As a word, Alaska creates thoughts of independence and freedom. As a state, Alaska conjures up images of wildness, a kind of separate reckless place beyond the safety of home. This wanting to be far beyond home is the basis for The Last Settlers. In the early 1980s thousands of acres in central and eastern Alaska were opened under the federal Homestead Act. The availability of free five-acre parcels called out to those seeking beyond home. Although thousands headed to the Great Land to stake their claim, today less than 100 hold onto the wilderness property.
Brice and Mason put two families at the center of this intriguing book. The Hannans and their children settled along Dead Fish Lake in the center of Alaska. They raise their children on five acres with countless thousands as a back yard. Another family, the Spears, settled a tiny tract of land near the village of Slana in eastern Alaska. The Last Settlers is a collection of well-written essays that describe, in sometimes poetic detail, the lives of these interesting people. The photographs wonderfully capture the remoteness and hardship abundant in the far north. They also capture something else. Reality.

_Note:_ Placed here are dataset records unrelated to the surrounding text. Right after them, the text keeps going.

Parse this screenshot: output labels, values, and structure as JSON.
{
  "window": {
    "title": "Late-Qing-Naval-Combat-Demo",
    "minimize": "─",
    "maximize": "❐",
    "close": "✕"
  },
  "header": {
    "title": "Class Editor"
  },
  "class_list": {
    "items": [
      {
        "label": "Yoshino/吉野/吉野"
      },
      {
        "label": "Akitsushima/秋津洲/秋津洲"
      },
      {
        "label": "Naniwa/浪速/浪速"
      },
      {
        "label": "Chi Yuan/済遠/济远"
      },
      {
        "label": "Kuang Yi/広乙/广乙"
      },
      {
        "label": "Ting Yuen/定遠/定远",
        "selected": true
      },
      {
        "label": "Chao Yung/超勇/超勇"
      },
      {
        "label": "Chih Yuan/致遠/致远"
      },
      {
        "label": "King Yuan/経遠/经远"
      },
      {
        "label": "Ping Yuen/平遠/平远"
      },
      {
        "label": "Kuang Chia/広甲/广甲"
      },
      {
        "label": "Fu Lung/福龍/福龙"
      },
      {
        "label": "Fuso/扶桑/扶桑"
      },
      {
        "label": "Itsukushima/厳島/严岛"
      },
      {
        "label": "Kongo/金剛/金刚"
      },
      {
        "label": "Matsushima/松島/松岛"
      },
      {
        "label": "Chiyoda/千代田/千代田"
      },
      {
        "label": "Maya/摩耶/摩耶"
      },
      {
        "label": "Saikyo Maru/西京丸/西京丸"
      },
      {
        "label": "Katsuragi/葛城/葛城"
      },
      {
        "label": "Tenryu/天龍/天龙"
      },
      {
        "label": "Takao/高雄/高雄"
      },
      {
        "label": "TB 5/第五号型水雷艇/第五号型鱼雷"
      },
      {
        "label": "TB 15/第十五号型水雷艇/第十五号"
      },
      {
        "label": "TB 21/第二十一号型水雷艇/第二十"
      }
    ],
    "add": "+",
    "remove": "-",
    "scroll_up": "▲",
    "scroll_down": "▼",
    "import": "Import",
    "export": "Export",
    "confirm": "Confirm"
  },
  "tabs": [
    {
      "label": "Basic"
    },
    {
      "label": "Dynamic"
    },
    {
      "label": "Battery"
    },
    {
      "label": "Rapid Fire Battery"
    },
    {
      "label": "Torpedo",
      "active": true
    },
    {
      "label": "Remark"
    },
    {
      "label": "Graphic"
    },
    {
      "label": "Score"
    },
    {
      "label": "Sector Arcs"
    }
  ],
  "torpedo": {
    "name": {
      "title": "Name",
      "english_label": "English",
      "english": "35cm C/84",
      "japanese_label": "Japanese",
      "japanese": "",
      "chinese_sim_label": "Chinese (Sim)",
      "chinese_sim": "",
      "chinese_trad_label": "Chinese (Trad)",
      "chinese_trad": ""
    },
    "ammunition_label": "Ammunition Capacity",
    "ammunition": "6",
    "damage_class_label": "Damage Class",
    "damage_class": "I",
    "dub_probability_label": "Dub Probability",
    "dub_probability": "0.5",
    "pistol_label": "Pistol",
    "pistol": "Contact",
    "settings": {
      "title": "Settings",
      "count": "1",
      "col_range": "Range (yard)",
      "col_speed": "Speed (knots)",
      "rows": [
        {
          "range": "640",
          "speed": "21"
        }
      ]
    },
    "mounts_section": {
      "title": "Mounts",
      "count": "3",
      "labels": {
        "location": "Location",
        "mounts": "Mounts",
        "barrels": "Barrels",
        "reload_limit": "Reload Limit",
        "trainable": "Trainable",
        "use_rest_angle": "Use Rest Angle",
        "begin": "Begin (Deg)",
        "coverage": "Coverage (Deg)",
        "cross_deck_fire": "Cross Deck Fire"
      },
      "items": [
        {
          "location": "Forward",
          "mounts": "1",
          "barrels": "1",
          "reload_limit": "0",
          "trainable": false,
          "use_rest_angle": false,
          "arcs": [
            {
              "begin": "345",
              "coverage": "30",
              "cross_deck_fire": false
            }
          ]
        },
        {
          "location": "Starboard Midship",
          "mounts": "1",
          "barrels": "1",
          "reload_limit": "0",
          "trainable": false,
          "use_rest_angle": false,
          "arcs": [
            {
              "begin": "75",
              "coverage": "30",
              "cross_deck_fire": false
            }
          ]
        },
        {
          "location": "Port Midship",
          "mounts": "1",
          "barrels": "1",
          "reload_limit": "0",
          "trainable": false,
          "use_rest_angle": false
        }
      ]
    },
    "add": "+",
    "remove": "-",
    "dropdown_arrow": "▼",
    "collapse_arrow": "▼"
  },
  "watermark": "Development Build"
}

One thing this book does not do is candy-coat the Alaskan frontier and the people who desire it as home. Far from glossy tourist brochures and finely directed videos, Brice and Mason cut National Geographic gloss to the bone. And the bone is both hard and wonderful. They have created a straightforward look into hardy people who chose a life filled with difficult remoteness. This is a fine collection for anyone seeking an armchair guide to wilderness settlement or those for whom home is somewhere beyond.